Visitors to the area are often surprised to see 66 year old Pong stalking about his fields in the early hours of the morning, blasting away at bloody great fish with a pump action shotgun. But to the locals he is a familiar and reassuring sight.

"Well I don’t likes to admit it," says Pong. "But I think the folks round here sort of rely on me. Hell, if it weren’t for me the place would be overrun by sharks in the space of a fortnight. Think of it: frightening the kids, hanging around outside the chip shop, causing a fracas in the Horse and Jockey. There’s nothing more dangerous than a shark when he’s got a few Bacardi & Cokes down him.

"I suppose I make it look easier than it really is. But your shark is a cunning fellow. They’ve realised there’s safety in numbers, so they often pass over here in flights of twenty or thirty, laughing and jeering as they go. But I still manage to take one or two of them out. Just lately they’ve taken to dressing up as Jim Morrison, Roy Orbison, or other dead rock stars, but it don’t fool me. Elvis Presley got it in the neck last night."

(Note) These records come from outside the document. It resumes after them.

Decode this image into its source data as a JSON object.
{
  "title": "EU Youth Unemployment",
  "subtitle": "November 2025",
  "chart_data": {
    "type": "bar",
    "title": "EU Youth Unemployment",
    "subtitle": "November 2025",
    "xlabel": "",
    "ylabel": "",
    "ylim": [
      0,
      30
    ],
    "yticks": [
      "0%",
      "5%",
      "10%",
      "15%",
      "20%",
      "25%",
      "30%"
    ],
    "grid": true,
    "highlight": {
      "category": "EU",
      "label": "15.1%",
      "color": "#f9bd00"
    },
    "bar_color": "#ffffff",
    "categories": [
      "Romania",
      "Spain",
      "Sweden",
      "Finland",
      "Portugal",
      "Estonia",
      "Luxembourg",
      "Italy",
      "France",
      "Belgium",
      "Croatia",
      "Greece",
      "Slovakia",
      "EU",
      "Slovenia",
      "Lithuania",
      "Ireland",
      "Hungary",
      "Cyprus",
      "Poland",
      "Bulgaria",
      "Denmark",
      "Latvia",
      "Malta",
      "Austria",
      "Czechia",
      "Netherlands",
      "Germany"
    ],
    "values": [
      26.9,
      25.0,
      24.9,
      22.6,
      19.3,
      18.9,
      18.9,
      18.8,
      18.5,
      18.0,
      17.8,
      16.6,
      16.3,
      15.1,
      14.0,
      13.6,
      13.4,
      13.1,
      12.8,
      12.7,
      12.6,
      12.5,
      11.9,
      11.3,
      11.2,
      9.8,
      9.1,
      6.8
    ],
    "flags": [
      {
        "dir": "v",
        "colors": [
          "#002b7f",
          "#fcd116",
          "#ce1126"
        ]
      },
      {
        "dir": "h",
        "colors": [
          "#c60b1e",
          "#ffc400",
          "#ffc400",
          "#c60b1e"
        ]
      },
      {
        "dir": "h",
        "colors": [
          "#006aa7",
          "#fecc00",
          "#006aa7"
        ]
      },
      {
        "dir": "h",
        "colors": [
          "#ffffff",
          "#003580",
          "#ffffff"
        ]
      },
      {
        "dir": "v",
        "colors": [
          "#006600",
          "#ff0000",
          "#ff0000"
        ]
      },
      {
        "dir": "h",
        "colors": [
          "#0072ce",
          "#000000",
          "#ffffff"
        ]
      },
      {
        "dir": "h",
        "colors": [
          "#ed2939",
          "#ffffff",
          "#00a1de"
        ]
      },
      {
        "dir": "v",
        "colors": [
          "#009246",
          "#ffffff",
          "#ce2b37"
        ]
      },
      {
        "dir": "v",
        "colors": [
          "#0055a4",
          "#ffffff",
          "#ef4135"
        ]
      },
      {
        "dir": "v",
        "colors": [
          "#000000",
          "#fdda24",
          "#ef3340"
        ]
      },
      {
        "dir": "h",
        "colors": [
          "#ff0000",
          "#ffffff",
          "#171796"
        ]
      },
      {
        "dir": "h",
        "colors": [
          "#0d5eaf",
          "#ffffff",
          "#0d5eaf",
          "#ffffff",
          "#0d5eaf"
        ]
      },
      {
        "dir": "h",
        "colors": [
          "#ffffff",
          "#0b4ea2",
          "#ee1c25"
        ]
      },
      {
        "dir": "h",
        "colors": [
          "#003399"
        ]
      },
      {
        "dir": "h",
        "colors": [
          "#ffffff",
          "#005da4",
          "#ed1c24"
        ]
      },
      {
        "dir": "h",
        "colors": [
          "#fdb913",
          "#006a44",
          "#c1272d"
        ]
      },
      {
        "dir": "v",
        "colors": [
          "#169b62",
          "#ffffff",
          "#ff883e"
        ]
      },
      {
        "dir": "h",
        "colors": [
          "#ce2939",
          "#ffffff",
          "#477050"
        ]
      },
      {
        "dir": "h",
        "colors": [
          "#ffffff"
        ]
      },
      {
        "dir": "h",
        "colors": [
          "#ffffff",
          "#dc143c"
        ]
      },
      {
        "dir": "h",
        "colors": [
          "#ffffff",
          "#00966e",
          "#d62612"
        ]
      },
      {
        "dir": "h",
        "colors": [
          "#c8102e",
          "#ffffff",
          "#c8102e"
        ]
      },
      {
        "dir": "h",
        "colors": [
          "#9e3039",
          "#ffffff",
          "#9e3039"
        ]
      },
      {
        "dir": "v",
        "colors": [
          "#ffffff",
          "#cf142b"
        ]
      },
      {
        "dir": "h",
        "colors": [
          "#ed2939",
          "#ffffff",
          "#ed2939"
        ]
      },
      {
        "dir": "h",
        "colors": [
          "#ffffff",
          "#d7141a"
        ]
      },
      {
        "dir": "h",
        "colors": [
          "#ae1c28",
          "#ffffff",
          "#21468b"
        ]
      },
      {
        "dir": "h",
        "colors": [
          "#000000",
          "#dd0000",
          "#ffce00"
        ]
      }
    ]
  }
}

But Mr Pong has had his share of failures. A shark known only as ‘Snappy McGibblet’ has been eluding him for some time.

"Ah well, old Snappy. He’s the ringleader, see, an old sly boots. I suppose you could call him my Nemesis. He’s a master of disguise. I first met him when he visited me in the guise of a man from the council who’d come about the drains. It wasn’t until three hours after he’d gone that I realised my dog had been eaten. I should have guessed really - the flippers were a dead giveaway.

"But I’ve got a message for old Snappy. They may seek you here, they may seek you there, but when I finds yer, I’m gonna blow yer friggin’ head off."